Warren met Smith and Thorn through a mutual friend and was initially interested in having the pair help produce his own music. Then, a joke email from Smith to Stevens got the ball rolling towards getting back together last summer. "Brad wrote a fake press release and sent it to me -- it was saying how we were back together and how Travis had brought us together," Stevens says. "It was the first I'd heard of it. I called Brad and I was like, 'What do you mean? You got the band back together without me?'"

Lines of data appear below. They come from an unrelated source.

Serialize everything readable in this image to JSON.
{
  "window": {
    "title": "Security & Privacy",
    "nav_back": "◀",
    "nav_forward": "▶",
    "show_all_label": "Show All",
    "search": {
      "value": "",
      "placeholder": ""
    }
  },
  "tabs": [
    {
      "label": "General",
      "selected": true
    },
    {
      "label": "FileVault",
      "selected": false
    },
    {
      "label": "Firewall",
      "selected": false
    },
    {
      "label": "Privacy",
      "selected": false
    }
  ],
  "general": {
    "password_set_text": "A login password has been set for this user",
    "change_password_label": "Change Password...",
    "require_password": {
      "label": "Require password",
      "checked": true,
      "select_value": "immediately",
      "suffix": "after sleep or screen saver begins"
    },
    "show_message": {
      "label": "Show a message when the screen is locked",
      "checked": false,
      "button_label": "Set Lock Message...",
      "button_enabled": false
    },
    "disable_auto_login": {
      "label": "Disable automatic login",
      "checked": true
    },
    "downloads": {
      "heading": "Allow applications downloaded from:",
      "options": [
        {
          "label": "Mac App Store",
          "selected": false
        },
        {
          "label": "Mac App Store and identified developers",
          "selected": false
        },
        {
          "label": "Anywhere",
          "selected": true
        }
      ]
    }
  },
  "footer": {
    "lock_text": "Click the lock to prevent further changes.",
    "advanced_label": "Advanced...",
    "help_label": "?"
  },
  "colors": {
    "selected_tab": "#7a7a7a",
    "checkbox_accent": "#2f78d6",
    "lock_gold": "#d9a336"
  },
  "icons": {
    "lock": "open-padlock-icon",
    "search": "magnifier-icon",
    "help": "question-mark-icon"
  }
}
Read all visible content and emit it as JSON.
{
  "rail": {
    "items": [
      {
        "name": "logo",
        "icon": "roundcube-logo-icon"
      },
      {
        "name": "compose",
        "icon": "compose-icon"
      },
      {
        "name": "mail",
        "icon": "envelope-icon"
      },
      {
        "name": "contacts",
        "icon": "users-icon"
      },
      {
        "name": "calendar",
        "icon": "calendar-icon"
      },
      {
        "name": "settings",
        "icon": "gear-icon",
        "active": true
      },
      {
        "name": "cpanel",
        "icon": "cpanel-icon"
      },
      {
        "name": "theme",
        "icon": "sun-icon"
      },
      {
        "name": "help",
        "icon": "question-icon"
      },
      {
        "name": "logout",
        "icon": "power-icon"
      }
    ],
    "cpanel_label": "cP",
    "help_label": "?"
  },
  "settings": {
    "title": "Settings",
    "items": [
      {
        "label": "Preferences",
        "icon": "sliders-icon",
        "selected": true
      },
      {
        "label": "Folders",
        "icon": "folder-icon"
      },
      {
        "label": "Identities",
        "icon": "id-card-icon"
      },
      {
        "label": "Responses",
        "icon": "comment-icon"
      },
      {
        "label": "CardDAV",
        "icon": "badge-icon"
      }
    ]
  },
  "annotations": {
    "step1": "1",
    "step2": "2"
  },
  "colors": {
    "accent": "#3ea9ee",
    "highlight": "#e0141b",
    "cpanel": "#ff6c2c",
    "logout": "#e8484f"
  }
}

Soon after, Warren and the four Melons congregated in the studio. "We decided to get into a room and play -- we thought it would be fun," Stevens says. "I was really skeptical in the beginning about doing anything, and none of us are into doing any kind of 'nostalgia trip.' We started playing, and I knew within the first half of a song that [Warren] was nailing it. It was something about the way he did it that it immediately disarmed my skepticism."

The group then took a break to collaborate on songs via e-mail, and recently got back together for another round of jamming, which confirmed that Blind Melon was back in business. "We started writing and recording, and we've got three new songs that we're excited about," says Stevens, revealing their titles as "Make a Difference," "Harmful Belly" and "For My Friends."

"His voice is in that sort of higher register that Shannon's voice was in, but he doesn't sound like him," Stevens promises. "There are certain similarities, just because he's in that range, but on the stuff that we're doing, his phrasing and whatnot is different than Shannon's. On the old songs, he can sing them really well. They are different, but he definitely was influenced by Shannon."

The group plans to have a new record finished early next year and hit the road afterward. Currently, a label is not in place. "I don't know what's going to happen -- we don't have anything right now," Stevens says. "We haven't talked to anybody about it. People are calling, but we don't know what's going to happen. These days, it's wide open."

Despite such a long layoff (their last all-new studio recording was 1995's "Soup"), Stevens says that the group is picking up right where it left off musically. "I feel like I'm back where I belong with these guys," he enthuses.